Question

Given coordinates of points \[P=\left( -1,2 \right)\] , \[Q=\left( 5,5 \right)\] , \[R=\left( 2,-1 \right)\] . “Find the coordinates of \[S\] (\[S\] is on the segment \[QR\] ) if the length of the segment \[QS\] is double the length of segment \[SR\]” ?

Answer 1

Hint: This is one of the very common questions of coordinate geometry. According to the problem, \[S\] is some point on \[QR\] such that \[QS=2SR\] . In other words, we can also say that, \[S\] is a point on the line segment \[QR\] , such that \[S\] divides the line \[QR\] internally in the ratio \[2:1\] . We can find the coordinates of point \[S\] by the formula \[S\equiv \left( \dfrac{m{{x}_{1}}+n{{x}_{2}}}{m+n},\dfrac{m{{y}_{1}}+n{{y}_{2}}}{m+n} \right)\] , where \[m:n\] is the ratio according to which the point divides the line and \[Q=\left( {{x}_{1}},{{y}_{1}} \right)\] , \[R=\left( {{x}_{2}},{{y}_{2}} \right)\] .

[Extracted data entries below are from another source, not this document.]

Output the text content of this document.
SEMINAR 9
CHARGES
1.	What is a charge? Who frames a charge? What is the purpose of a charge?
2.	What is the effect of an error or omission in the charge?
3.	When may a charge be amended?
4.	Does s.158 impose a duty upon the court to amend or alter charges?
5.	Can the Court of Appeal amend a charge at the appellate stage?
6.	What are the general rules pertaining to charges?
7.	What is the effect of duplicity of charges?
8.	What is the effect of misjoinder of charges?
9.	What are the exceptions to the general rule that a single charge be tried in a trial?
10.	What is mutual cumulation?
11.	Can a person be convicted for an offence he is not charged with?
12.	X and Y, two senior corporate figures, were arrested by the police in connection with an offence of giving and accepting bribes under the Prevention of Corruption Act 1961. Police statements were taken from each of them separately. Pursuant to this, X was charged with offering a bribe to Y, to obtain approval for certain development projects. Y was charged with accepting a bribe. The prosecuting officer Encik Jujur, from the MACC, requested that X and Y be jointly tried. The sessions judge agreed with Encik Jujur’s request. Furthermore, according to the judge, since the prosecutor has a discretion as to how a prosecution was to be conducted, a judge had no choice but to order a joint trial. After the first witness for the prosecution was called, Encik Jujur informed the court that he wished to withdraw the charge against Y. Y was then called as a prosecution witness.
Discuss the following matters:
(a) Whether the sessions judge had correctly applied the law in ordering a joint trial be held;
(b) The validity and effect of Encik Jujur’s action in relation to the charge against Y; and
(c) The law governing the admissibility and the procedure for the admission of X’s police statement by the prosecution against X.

Complete step by step answer:

Now, moving off to the solution, let us assume that \[S\] divides the line \[QR\] internally in the ratio \[m:n\] . Let us also assume that the coordinates of \[Q=\left( {{x}_{1}},{{y}_{1}} \right)\] and that of \[R=\left( {{x}_{2}},{{y}_{2}} \right)\] . In such a scenario, the coordinates of the point \[S\] can easily be found out by the given formulae which states that: The abscissa (or x coordinate) is given by, \[\dfrac{m{{x}_{1}}+n{{x}_{2}}}{m+n}\] and the ordinate (or y coordinate) is given by, \[\dfrac{m{{y}_{1}}+n{{y}_{2}}}{m+n}\] . Thus, we can write the final coordinates of point \[S\] as,
\[S\equiv \left( \dfrac{m{{x}_{1}}+n{{x}_{2}}}{m+n},\dfrac{m{{y}_{1}}+n{{y}_{2}}}{m+n} \right)\]. As per the assumptions we have taken, we need to plug in the values into the respective equation of \[S\] .
According to our assumptions, we have defined the following terms,
\[\begin{align}
  & {{x}_{1}}=5,{{y}_{1}}=5 \\
 & {{x}_{2}}=2,{{y}_{2}}=-1 \\
 & m=2,n=1 \\
\end{align}\]
Now putting these values in the equation \[S\equiv \left( \dfrac{m{{x}_{1}}+n{{x}_{2}}}{m+n},\dfrac{m{{y}_{1}}+n{{y}_{2}}}{m+n} \right)\] , we find \[S\] as,
\[S\equiv \left( \dfrac{2\left( 5 \right)+1\left( 2 \right)}{2+1},\dfrac{2\left( 5 \right)+1\left( -1 \right)}{2+1} \right)\]
Evaluating this we get,
\[\begin{align}
  & S\equiv \left( \dfrac{10+2}{3},\dfrac{10-1}{3} \right) \\
 & \Rightarrow S\equiv \left( \dfrac{12}{3},\dfrac{9}{3} \right) \\
 & \Rightarrow S\equiv \left( 4,3 \right) \\
\end{align}\]

Thus we have found out the point \[S\] which divides the line segment \[QR\] internally in the ratio \[2:1\] . Thus the point \[S\equiv \left( 4,3 \right)\] .

Note: The above sum can also be done in another method as we can assume the coordinate of \[S\equiv \left( x,y \right)\] . Now we can find the distance between \[QS\] and \[SR\] using the distance formula and then equate \[QS=2SR\] . Then we can solve it using a simple linear equation method. We must also be careful in understanding whether the point divides the line segment internally or externally and act accordingly.